Das AIT ist hierzulande die größte außeruniversitäre Forschungseinrichtung. Bereits viele Jahre forschen Köfinger und seine Kolleginnen und Kollegen an der akustischen Optimierung von Wärmepumpen: „Kein technisches Gerät ist absolut leise, man hört ja auch das Gasverbrennungsgeräusch einer Therme“, so Köfinger. „Private Wärmepumpen sollten jedoch nicht lauter als ein Kühlschrank sein, diesen Schall ist man gewohnt.“ Bei der Auswahl müsse man zwischen Premiumprodukten, wo mehr in Akustikoptimierung investiert wird, und günstigeren Geräten unterscheiden.

Spitzenforschung in Wien

Im Forschungsbereich industrieller Großwärmepumpen hat das AIT als Vorreiter die ersten Geräte gebaut, die 160 Grad für Industrieprozesse zur Verfügung stellen können.

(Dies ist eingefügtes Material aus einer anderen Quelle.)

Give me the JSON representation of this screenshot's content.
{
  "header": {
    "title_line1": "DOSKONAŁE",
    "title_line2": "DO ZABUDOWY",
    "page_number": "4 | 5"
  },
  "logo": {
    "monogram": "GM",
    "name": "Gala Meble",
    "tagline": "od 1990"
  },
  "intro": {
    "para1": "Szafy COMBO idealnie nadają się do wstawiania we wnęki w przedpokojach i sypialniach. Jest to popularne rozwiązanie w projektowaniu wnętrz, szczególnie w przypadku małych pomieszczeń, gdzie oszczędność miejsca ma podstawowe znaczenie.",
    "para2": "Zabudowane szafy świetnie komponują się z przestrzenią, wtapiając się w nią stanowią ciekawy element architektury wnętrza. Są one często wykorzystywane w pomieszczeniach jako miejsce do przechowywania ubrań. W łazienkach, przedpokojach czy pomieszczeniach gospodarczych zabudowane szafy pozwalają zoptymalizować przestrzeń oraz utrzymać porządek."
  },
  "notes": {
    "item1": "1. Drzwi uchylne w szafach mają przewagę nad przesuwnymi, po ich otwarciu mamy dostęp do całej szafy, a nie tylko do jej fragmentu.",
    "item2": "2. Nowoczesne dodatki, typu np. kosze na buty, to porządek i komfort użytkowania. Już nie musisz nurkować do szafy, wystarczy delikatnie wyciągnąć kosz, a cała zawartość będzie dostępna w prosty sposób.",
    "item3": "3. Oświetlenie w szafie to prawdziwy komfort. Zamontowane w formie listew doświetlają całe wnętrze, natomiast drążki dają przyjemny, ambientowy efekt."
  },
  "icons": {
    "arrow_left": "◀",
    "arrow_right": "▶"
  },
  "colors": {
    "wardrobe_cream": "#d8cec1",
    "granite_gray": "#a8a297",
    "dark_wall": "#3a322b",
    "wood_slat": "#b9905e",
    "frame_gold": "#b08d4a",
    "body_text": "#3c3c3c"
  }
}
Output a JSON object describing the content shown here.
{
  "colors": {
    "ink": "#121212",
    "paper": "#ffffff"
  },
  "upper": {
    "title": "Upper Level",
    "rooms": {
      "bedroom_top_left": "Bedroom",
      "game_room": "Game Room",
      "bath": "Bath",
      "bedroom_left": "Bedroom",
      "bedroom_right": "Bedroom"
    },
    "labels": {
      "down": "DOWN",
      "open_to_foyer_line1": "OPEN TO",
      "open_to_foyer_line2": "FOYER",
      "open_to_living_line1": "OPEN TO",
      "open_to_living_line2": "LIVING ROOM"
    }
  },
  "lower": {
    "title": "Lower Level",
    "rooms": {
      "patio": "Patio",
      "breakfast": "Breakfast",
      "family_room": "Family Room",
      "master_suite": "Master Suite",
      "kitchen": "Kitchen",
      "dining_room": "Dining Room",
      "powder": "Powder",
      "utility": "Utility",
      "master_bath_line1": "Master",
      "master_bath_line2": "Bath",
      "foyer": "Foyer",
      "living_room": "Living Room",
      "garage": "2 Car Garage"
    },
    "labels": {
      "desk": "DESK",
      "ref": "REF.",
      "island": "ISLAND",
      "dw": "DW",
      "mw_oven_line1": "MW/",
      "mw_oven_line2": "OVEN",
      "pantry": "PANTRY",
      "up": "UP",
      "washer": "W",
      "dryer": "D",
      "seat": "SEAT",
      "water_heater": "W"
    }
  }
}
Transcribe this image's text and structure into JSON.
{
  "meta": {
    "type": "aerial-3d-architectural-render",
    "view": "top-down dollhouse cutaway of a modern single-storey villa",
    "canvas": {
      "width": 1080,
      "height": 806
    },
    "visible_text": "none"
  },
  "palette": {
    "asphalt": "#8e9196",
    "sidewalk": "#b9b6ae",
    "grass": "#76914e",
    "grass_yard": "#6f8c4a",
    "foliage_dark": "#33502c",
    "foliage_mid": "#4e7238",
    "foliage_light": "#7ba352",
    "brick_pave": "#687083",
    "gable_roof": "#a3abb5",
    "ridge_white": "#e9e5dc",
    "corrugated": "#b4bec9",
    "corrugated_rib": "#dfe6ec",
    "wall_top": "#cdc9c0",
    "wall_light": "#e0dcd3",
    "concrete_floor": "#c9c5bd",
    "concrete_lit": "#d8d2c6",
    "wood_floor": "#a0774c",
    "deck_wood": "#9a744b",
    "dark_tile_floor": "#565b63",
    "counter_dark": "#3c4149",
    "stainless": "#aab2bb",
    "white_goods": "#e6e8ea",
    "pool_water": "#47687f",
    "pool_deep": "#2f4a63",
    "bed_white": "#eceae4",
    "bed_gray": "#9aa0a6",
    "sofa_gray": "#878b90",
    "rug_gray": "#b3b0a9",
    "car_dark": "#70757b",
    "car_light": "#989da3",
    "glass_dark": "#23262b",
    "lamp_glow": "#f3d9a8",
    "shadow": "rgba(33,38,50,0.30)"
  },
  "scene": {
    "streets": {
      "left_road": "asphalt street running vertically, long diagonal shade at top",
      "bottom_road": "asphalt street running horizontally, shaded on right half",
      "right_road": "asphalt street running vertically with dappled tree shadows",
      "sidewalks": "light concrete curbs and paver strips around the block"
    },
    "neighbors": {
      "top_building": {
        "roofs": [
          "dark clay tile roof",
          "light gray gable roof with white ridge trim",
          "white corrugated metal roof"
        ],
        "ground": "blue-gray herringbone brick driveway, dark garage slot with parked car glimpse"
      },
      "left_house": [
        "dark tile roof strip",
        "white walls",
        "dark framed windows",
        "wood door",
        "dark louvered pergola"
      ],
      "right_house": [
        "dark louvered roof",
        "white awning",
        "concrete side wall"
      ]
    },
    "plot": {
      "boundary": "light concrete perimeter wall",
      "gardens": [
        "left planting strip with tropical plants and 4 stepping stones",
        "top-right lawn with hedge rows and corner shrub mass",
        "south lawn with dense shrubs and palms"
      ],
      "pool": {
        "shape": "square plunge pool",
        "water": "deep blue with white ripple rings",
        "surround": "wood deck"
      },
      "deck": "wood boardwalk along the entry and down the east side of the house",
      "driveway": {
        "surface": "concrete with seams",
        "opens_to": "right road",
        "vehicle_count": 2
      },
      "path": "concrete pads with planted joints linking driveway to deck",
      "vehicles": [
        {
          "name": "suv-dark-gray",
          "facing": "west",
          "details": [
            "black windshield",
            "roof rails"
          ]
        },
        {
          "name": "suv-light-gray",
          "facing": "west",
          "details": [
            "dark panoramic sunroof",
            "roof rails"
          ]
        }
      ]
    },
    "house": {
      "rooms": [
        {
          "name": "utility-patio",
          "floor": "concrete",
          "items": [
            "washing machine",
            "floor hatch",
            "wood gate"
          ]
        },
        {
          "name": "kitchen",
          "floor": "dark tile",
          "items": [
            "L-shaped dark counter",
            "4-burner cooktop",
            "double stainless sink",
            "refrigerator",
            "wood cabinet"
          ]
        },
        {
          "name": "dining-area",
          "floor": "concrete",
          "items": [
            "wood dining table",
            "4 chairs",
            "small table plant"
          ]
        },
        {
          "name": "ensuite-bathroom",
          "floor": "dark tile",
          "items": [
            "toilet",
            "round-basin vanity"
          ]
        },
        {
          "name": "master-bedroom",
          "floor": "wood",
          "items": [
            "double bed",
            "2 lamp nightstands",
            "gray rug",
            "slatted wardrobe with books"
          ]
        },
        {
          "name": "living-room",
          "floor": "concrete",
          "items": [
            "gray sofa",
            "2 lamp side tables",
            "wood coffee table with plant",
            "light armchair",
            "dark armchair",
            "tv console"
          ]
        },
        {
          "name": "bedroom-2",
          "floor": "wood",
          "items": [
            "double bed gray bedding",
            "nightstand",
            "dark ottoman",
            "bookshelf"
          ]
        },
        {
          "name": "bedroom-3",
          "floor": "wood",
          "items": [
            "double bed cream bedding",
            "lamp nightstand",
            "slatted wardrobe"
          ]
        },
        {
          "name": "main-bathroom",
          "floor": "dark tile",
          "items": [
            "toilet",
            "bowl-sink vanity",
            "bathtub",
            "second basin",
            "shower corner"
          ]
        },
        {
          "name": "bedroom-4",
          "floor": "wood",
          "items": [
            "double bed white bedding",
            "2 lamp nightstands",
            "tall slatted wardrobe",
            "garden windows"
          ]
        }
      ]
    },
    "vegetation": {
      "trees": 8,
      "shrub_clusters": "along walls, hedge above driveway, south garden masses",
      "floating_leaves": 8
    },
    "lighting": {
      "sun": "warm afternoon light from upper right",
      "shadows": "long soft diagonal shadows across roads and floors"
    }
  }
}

Denn hier werden höhere Temperaturen benötigt als zum Heizen von Wohnungen -dort genügen rund 50 Grad. Bereits 2015 hat man sich im Projekt „Green Heat Pump“ mit natürlichen Kältemitteln befasst -die ein wichtiger Bestandteil für das Funktionieren von Wärmepumpen sind. Dabei wird die Bedeutung des Forschungsstandortes Österreich für Wärmepumpen auch weltweit gesehen. Nicht durch Zufall entschied die Internationale Energieagentur, dass die nächste große Fachkonferenz zu Wärmepumpen 2026 in Wien stattfinden wird.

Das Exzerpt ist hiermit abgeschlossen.